The representative of the Democratic People’s Republic of Korea, in right of reply, said that his counterpart from the Republic of Korea was speaking for the United States because it has no sovereignty. The presence of 30,000-strong American troops in the Republic of Korea and Seoul’s surrender of wartime operations to the United States are testament to that. Those two countries have staged a largest-ever drill. This is not defensive in nature. Washington, D.C., has also activated a mechanism for nuclear attacks against the Democratic People’s Republic of Korea according to its war scenario. His country’s national security posture is to cope with the United States and its followers who are institutionalizing nuclear attacks against his country. Make no mistake. Security Council resolutions against his country violate the Charter principles, such as sovereignty and non-interference in internal affairs, he said. Pyongyang, therefore, will not abide by those texts.
The representative of the Russian Federation, in right of reply, rejected the “baseless accusations” from the European Union and Ukraine. They seek to hide their own involvement in sparking the crisis in Ukraine. He reiterated that his country has “shouldered its international commitment to ensure the protection” of the Zaporizhzhia nuclear power plant in an absolutely responsible fashion in full accordance with our international obligations”. His country makes every effort to protect the power plant and IAEA experts present to assess the state of affairs on the ground, he said.

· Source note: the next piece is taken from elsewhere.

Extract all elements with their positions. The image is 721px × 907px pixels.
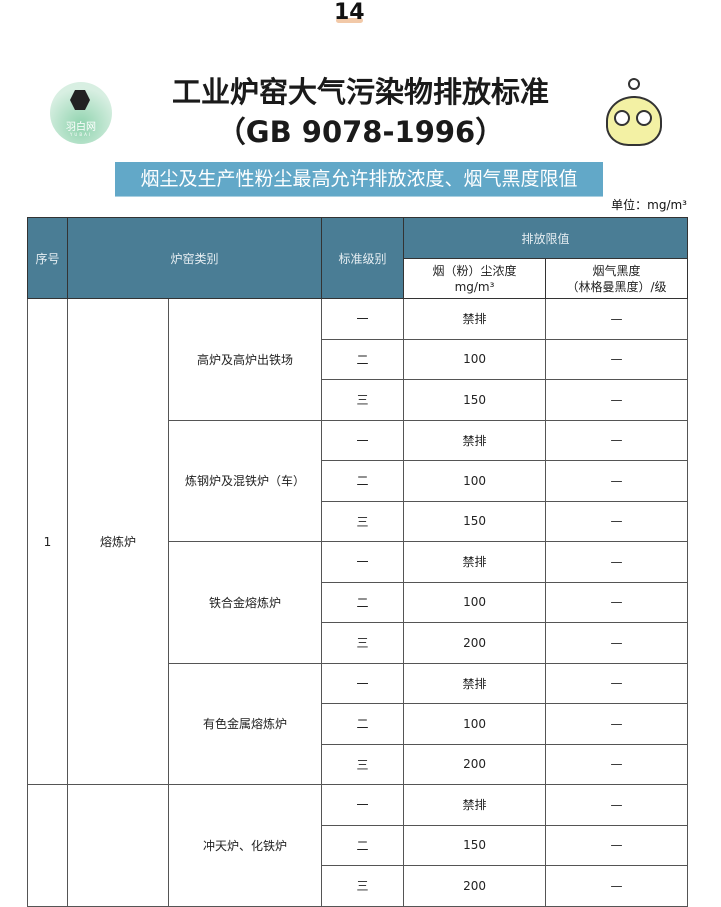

The representative of Iran said representatives of the Israeli regime continue to disseminate false accusations. No falsehoods or rhetoric can exonerate them from obeying international law and facing justice for the continued atrocities against the Palestinians in Gaza. More than 3,000 civilians have been killed, over a third of them children, he said, adding that occupation is the gravest form of terrorism and should continue to be condemned. The Israeli regime has been working tirelessly to disseminate false stories to justify the brutality and savagery towards Palestinians in Gaza, he said.